Define the minimum interface that creates trust in the automation:
* What must be visible?
* What must be overridable?
* What can remain configuration-only?

**Questions to ask:**
* Do you need timeline scrubbing or is a segment list with preview enough?
* What are the top 3 manual actions you will do every session?
* What must be one-click reversible?
* What level of detail do you need to see before trusting the output?

---

### Section 8: Acceptance Tests

Gather:
* At least 5 happy-path scenarios
* At least 10 edge-case scenarios
* Performance expectations

**Questions to ask:**
* What is the maximum tolerable error for sync, detection, etc.?
* How will you evaluate output quality quickly?
* What is an acceptable processing time for typical content?
* What would cause you to reject an output?

---

### Section 9: Phased Scope

Only complete this section after Gates A–D are passed.

Define:
* **v0.0 (Prototype):** The smallest build that validates the riskiest assumptions
* **v0.1 (MVP):** The smallest build that is usable regularly
* **v0.2+:** Future enhancements

**Questions to ask:**
* What is the single riskiest assumption to validate first?
* What is the minimum feature set you would use weekly?
* What would make you stop after v0.0?
* What features are explicitly deferred?

---

## Output Format

After all gates are passed and all sections are complete, produce a PRD document with the following structure:

```
# PRD: [Project Name]

## Problem Statement
## Success Criteria
## Inputs and Outputs
## Constraints
## User Workflow
## Control Model
## Definitions
## Edge Cases and Behaviours
## Style System
## Review Interface Requirements
## Acceptance Tests
## Phased Scope
### v0.0 (Prototype)
### v0.1 (MVP)
### v0.2+ (Future)
## Assumptions Log
## Out of Scope
```

---

## Transition Checkpoints

At each gate, pause and confirm with the user:

**Gate A checkpoint:**
> "I believe we have defined the problem and success criteria.

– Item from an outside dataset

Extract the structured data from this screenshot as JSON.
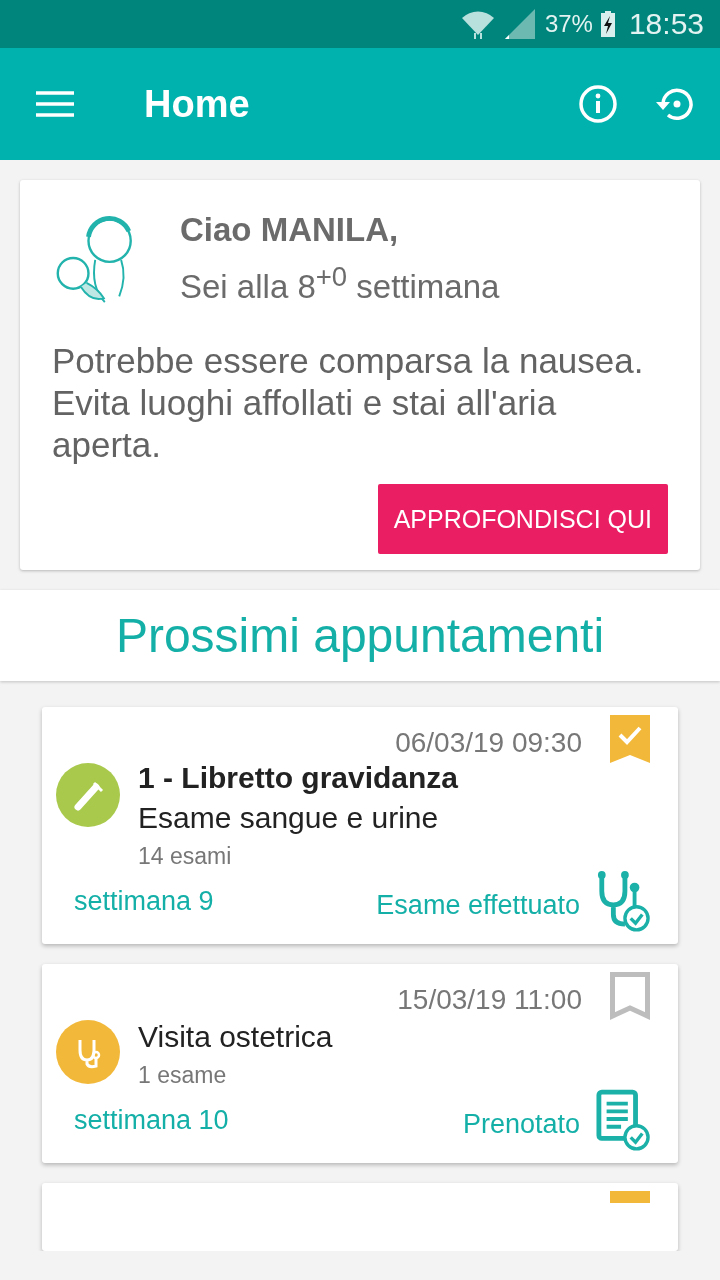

Here is my summary: [summary]. Is this correct, or should we explore further?"

**Gate B checkpoint:**
> "I believe we have identified all inputs, outputs, and constraints. Here is my summary: [summary]. Is this correct, or should we explore further?"

**Gate C checkpoint:**
> "I believe we have a complete workflow from start to finish. Here is my summary: [summary]. Is this correct, or should we explore further?"

**Gate D checkpoint:**
> "I believe we have deterministic definitions and edge-case behaviours. Here is my summary: [summary]. Is this correct, or should we explore further?"

Only after all four checkpoints are confirmed should you proceed to Section 9 (Phased Scope) and produce the final PRD.